The establishment of such a system requires State Parties to continuously review their legal and policy system on child justice, the current situation of MICWL prevention, handling, rehabilitation, and community reintegration, identify compatibilities and incompatibilities with the CRC, and other international standards on child justice.
With support from UNICEF, in 2005 the Report on the Situation Analysis of Child Justice in Viet Nam and Evaluation of the Contemporary Child Justice System was developed and published by the Legal Research Institute, MOJ (hereinafter, 2005 Child Justice SITAN). Analysing the minor offender situation for the period of 2000-2005 and legal and policy system on child justice, the report offers effective recommendations for law and policy reform and implementation within the field. Until now, this is the only report that provides a comprehensive analysis of the situation of MICWL and related laws and policies.
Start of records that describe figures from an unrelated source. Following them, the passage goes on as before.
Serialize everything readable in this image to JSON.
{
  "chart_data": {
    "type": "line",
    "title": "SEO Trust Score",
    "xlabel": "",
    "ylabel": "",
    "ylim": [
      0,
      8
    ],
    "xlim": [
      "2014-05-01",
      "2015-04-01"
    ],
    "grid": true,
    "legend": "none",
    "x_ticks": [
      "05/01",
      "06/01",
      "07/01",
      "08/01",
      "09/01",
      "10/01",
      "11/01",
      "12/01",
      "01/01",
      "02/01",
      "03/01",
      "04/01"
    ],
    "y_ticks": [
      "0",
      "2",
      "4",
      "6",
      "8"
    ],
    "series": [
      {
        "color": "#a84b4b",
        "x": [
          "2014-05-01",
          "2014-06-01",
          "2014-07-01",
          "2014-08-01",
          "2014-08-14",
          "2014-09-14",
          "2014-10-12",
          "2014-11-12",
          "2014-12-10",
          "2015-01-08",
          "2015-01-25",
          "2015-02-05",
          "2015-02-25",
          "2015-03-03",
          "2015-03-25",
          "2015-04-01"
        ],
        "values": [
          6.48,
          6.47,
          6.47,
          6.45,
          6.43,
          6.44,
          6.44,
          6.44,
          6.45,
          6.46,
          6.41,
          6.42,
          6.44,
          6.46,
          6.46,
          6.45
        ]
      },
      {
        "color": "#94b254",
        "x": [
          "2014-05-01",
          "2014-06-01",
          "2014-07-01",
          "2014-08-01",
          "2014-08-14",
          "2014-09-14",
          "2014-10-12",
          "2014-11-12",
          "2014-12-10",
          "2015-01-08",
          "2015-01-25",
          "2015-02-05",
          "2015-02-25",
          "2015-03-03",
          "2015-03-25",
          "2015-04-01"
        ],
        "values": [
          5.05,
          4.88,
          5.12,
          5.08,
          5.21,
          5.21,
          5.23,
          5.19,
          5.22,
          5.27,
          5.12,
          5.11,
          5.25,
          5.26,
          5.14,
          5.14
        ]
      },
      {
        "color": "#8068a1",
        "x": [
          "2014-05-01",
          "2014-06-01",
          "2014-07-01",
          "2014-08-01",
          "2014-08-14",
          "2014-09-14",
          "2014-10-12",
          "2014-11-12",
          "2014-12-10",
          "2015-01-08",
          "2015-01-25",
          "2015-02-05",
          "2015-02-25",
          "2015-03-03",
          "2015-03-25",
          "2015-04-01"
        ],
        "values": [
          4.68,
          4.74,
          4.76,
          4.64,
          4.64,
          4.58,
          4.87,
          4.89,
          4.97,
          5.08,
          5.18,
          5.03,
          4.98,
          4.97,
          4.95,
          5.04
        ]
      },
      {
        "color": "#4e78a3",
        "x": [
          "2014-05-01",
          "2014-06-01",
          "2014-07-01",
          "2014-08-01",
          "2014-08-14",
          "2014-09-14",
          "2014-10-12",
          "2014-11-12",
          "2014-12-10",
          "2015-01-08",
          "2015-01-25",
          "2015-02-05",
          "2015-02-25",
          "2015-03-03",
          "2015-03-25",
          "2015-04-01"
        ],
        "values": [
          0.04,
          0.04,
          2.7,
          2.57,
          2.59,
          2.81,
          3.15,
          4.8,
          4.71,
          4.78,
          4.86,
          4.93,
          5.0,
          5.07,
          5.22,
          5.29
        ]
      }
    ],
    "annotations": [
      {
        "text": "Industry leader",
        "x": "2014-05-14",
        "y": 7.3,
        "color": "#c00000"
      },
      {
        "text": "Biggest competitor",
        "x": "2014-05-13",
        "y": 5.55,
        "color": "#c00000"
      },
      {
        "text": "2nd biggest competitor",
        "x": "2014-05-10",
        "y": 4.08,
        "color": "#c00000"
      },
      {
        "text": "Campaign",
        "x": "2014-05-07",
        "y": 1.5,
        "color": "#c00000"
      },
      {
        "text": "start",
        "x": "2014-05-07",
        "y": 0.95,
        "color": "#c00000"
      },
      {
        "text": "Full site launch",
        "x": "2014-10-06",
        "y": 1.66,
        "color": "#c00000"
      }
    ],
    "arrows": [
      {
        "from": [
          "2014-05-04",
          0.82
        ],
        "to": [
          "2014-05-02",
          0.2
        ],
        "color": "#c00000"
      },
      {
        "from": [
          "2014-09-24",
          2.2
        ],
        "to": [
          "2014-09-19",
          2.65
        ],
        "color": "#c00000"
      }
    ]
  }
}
Other studies only focus on specific thematic issues in prevention and handling of MICWL (see Appendix III).
Nearly 15 years after the report’s delivery, Viet Nam has undertaken remarkable efforts to improve protection, care, and education of minors. The hard work has given rise to several outstanding achievements, including the improved MICWL situation. Annual reports reveal a downward trend in the number of cases and MICWL in recent years. Nonetheless, media and several forums continue to raise concerns that the number of offences committed by minors, young offenders tend to be younger, cases where minors’ gathering and causing public disorder has increased in both quantity and level severity in several localities, especially those of a particularly serious nature.